There is no good way to prepare to be gone for seven months.
There’s not even a great place to start. No one makes a road map for this kind of trip—particularly if where you’re going feels more like home than where you’re coming from. No amount of preparing visas and packing lists has prepared me to say goodbye to my friends for the greater part of a year; no amount of scheduling phone calls and gathering addresses has made me ready to not be standing beside them every day.
I was asked to write about how my identity impacts how I view the world. My identity is greatly constructed by those I hold close to me. I’ve come to learn this isn’t a common way to look at the world, but the best way I’ve come to make sense of my existence is that it is only so consequential as I express it outwards—in many cases, to these dear loves of my life that I’m leaving behind.
The more positive flip-side of this rather depressing coin is that my worldview is highly impacted by people I meet along the way. I’m fortunate to be headed to Heathrow International in five days with several London love affairs behind me, and the time I’ve spent in the city, living with and around Londoners, has taught me that people are much more similar than they are different. We’re all living our lives in pursuit of excellence, or recognition, or family—all different ways of looking for love.
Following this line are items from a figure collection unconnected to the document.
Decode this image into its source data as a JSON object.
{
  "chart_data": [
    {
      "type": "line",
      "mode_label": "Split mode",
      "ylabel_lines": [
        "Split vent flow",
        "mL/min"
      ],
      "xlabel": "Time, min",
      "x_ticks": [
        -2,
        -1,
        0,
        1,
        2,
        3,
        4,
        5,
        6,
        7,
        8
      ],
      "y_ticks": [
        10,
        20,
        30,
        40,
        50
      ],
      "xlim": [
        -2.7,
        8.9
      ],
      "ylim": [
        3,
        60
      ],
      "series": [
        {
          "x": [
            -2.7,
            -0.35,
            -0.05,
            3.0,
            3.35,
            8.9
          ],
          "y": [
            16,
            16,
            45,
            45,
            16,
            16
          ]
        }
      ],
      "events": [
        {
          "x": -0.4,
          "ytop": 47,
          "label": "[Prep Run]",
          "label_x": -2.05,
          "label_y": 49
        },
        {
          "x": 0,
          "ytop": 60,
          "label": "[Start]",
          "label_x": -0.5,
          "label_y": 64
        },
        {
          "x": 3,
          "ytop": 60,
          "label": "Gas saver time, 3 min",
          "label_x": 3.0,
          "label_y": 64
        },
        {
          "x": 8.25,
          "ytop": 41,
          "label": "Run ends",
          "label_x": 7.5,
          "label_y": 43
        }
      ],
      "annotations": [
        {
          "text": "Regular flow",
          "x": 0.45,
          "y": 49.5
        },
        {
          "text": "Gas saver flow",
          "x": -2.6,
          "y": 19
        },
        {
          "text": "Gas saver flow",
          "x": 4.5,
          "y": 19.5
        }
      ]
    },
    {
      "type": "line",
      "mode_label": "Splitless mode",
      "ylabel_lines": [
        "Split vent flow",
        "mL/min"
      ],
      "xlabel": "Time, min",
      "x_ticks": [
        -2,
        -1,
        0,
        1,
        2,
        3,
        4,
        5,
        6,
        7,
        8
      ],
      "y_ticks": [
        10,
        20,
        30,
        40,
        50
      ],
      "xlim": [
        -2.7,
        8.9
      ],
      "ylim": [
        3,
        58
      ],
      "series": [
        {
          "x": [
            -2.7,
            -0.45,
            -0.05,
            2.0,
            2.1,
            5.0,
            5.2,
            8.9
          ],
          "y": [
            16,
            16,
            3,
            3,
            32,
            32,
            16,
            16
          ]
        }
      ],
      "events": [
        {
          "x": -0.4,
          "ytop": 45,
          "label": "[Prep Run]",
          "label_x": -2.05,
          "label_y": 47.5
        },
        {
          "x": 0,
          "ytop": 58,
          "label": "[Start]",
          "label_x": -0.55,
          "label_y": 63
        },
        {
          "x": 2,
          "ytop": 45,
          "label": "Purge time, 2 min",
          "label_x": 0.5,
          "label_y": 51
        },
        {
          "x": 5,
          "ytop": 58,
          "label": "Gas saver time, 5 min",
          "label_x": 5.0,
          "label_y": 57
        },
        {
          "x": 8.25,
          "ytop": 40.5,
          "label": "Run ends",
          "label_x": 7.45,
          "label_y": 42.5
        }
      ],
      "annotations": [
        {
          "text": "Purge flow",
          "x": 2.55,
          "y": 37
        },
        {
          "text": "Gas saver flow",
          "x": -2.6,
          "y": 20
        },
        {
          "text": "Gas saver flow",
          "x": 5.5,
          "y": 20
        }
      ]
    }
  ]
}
This understanding about people helps me break down interactions that most others account to stereotypes. Considering London in particular, most foreigners hear that the Tube—the underground subway system—is always silent; that shopkeepers never start conversations; that the general public attitude is cold and uncaring. Let me assure you, this could not be further from the case. What I’ve learned from listening (and not talking, for once) to those who call the city home is that the “American” way of showing care in warm politeness seems facetious to Brits. Why ask how someone is if you don’t care? The English I’ve been lucky enough to become friends with are more than prepared to make a wealth of noise for someone they genuinely care about. This discrepancy in something as simple as behavior on public transport comes back to the same discrepancies in the ways that different people from different backgrounds show the same love.
I’m excited to head overseas to begin coursework on theatre in my favorite city, to start interning with a local company, and to finish the summer training in theatre with experts. But right now, I’m just trying to get all my extra love out. These next five days are nothing but me being as loud as possible for the people I love.
I trust that being alone in London will bring me to a deeper connection with myself, but I think my identity as a lover of places and people will remain the same. That’s all any of us are, in the end—no matter where we call home.